Moreover, high-poverty rural towns are uniquely encumbered in raising local revenue to meet matching-dollar grant requirements or to hire pricey lobbyists to help them access sophisticated funding mechanisms. These basic resource limitations leave creative public-private investment partnerships and complex aggregations of multiple program dollars to comprehensively fund big-ticket projects out of reach for most rural communities. As a result, rural municipalities rarely get the budgetary breathing room they need to look beyond the imminent shortfalls of next fiscal year, much less invest in future-facing modern infrastructure.
The Rebuild Rural America Act remedies this deteriorating cycle by explicitly dedicating Rural Future Partnership dollars for rural-only investments, offering a three-to-one prioritization for high-poverty areas without requiring local matching revenue. With the help of rural development specialists made freely available by the USDA, local leaders would have wide latitude to strategically channel these funds to specially-crafted projects, partnerships and services designed to meet their rural community’s unique needs.

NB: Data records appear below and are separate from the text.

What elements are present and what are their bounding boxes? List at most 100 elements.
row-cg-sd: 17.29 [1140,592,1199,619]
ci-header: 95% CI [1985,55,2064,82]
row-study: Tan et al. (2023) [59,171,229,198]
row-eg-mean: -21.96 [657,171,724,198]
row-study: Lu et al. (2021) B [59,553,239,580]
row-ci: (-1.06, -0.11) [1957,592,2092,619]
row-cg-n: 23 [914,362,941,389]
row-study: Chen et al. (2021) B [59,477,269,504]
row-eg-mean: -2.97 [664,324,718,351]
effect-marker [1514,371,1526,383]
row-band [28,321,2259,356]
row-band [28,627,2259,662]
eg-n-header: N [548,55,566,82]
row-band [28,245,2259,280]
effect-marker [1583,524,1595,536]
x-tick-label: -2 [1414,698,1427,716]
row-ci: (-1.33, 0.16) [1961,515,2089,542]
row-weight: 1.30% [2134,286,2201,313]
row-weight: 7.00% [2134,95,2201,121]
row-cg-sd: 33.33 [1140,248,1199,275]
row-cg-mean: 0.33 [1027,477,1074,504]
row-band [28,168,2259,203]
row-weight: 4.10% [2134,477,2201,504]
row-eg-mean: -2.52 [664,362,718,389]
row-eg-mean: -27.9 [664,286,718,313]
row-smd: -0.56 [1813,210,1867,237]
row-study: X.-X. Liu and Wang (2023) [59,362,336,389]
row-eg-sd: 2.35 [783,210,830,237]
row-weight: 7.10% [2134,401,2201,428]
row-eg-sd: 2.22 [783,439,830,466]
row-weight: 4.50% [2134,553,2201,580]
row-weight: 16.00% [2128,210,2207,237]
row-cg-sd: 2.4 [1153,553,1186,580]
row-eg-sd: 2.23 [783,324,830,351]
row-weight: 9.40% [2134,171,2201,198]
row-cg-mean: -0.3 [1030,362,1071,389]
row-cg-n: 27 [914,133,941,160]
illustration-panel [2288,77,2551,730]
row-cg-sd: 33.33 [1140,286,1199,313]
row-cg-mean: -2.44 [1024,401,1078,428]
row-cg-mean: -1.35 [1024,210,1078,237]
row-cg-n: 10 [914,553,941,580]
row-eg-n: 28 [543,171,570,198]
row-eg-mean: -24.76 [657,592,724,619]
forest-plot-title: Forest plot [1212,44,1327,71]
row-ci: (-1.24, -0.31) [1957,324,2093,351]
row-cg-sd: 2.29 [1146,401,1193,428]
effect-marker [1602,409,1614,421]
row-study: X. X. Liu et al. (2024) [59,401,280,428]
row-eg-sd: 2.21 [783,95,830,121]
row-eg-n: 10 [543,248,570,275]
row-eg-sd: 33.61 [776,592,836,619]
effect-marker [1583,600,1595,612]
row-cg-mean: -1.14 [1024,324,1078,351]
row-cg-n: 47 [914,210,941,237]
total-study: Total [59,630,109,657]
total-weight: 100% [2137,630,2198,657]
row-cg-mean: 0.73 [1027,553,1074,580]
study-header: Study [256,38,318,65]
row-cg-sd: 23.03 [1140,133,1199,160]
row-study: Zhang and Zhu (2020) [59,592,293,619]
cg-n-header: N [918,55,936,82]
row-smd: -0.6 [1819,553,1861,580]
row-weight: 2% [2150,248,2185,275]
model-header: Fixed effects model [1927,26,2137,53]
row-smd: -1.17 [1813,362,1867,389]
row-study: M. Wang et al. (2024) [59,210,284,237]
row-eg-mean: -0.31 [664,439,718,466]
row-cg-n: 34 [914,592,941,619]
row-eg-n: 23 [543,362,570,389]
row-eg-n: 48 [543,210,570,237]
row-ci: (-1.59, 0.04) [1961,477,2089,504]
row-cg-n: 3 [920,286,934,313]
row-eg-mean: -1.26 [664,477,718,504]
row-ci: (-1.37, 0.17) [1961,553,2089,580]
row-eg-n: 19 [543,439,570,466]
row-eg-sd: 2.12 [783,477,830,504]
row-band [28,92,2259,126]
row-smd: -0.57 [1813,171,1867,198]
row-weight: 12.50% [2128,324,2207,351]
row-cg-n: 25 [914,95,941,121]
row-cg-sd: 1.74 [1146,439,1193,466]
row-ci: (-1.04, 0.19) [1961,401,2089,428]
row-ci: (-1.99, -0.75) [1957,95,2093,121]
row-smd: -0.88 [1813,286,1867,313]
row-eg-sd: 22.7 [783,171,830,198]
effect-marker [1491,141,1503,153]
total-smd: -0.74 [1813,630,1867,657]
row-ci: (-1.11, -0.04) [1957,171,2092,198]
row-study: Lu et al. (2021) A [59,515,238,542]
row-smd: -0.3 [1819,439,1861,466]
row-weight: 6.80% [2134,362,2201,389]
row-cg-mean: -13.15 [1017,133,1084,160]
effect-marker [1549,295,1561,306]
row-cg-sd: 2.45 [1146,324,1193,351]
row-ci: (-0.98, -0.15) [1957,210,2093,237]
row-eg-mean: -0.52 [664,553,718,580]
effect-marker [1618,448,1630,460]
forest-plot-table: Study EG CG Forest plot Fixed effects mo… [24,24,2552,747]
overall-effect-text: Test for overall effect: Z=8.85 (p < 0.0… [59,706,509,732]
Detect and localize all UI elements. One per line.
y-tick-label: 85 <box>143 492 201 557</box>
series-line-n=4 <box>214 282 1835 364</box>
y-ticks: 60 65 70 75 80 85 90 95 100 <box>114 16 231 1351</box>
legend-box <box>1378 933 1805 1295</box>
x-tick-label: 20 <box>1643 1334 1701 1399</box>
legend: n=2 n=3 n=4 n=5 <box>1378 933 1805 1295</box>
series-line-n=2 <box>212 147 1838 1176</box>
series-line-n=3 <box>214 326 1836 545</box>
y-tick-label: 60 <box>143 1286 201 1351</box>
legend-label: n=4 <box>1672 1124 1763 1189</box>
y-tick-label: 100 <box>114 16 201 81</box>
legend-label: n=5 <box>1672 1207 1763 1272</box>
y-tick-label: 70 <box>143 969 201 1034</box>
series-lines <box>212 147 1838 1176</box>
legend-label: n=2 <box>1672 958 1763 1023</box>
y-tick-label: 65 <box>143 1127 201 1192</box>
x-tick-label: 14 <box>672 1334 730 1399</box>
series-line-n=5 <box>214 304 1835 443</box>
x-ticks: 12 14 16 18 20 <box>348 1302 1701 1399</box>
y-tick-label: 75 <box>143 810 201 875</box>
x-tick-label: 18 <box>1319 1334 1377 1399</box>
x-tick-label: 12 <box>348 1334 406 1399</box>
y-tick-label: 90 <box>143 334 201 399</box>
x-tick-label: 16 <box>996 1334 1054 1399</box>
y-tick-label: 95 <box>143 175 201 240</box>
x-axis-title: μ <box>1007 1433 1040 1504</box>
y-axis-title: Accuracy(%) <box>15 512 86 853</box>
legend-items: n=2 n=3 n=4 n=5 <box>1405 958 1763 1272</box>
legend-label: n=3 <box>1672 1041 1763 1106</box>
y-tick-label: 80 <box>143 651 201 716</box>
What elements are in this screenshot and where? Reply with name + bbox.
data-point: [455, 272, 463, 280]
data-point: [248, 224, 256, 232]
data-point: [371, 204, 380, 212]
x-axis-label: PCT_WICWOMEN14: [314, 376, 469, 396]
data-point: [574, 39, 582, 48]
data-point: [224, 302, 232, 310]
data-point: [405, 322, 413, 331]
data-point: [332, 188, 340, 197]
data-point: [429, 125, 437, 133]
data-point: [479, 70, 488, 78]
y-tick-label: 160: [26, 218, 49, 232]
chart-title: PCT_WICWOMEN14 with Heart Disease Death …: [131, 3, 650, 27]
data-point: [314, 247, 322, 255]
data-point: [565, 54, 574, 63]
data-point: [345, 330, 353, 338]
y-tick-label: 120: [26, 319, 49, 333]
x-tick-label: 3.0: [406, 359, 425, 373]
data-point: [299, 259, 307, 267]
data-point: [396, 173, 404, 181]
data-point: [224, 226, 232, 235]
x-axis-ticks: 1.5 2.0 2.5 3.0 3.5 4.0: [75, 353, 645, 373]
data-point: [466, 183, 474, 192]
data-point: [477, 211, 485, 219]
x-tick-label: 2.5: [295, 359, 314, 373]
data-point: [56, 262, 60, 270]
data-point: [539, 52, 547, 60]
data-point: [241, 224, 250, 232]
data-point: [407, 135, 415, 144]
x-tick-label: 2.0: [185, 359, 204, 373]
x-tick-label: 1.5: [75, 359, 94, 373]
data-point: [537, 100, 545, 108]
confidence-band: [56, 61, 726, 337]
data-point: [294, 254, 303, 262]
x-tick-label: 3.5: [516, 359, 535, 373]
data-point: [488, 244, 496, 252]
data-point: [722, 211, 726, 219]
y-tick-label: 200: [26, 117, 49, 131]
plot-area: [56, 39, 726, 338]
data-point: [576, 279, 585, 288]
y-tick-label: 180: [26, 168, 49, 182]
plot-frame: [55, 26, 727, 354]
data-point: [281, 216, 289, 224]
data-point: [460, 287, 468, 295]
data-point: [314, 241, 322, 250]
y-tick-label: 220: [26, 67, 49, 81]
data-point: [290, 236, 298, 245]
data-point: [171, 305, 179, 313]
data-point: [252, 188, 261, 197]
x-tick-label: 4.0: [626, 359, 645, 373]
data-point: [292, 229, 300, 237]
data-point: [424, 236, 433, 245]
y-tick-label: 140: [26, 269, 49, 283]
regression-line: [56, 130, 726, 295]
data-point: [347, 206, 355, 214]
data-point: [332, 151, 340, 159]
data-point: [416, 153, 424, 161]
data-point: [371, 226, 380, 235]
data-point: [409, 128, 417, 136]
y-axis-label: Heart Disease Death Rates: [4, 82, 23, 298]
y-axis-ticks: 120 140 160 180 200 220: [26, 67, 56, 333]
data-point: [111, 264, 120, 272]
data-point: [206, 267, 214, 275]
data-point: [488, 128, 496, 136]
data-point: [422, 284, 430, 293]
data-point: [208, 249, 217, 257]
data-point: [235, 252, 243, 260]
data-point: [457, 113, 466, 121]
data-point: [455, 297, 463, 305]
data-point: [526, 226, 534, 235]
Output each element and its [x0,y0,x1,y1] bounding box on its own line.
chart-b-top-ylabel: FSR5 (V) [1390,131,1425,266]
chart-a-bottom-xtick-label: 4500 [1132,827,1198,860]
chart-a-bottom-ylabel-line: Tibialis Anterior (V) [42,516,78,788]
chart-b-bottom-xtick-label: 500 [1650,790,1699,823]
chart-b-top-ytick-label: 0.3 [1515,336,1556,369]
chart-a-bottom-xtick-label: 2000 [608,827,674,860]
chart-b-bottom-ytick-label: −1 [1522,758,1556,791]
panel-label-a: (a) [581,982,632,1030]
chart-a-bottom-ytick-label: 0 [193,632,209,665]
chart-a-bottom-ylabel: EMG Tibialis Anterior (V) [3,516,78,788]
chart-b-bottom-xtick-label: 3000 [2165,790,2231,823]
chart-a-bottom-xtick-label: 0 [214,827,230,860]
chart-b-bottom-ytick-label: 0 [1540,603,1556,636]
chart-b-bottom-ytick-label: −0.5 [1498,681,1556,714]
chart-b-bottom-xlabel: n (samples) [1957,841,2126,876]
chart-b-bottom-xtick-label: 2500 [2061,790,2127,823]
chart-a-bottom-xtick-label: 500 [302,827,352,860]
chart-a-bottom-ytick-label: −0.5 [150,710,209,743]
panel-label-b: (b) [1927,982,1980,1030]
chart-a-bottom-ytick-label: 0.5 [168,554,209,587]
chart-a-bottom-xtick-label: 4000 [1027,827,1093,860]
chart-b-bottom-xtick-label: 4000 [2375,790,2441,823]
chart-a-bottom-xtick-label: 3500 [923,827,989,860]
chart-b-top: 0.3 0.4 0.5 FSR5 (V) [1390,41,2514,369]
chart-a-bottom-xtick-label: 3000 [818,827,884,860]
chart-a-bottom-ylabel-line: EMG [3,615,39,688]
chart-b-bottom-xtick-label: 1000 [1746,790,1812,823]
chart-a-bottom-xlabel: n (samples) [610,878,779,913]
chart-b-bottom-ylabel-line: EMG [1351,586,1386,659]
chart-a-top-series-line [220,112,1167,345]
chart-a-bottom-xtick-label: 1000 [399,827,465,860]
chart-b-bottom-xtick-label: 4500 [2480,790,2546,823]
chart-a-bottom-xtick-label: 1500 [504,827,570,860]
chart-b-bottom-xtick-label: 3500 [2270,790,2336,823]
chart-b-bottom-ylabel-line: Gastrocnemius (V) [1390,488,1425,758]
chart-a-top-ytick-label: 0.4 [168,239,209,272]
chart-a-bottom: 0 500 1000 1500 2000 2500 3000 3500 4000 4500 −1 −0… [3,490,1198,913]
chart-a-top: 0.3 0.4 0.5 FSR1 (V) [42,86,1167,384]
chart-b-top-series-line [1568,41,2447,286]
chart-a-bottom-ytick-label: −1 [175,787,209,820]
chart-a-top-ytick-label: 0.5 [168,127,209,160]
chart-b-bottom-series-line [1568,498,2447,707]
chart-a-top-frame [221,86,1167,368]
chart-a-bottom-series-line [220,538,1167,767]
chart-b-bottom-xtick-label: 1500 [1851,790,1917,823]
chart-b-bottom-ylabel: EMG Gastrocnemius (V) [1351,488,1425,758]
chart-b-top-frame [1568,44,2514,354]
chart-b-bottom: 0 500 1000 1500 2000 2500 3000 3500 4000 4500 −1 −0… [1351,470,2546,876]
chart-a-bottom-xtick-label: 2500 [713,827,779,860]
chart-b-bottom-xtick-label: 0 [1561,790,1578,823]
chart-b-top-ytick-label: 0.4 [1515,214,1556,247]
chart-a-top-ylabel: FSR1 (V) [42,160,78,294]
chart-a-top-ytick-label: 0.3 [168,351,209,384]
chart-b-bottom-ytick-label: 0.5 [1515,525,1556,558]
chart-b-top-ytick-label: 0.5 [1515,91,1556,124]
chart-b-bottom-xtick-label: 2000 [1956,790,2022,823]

Such local discretion would finally free up the necessary capital for many Appalachian communities to build out next-generation infrastructure like high-speed data and broadband networks to entice virtual workers and start-up businesses. Likewise, the legislation specifically includes funding for workforce housing, which would not only serve to comfortably house a community’s working residents, but also incentivize young professionals and recent graduates to live and keep their talents in their hometowns. Capacity-building investments like these could then be used to generate accompanying market demand for accountants, attorneys, restaurants, advertisers and a host of cottage industries and professions to support the needs of new employers and holistically revitalize the local economy.
Geography should not have to determine destiny in America. The symbiosis that has long existed between America’s great cities and her heartland communities that provide the cultural, intellectual and economic lifeblood to the residents of each endures to this day. It needs only a renewed covenant of mutual good faith in the shared fortunes and human dignity of all people, no matter where they live.
Jim King is the President and CEO of Fahe.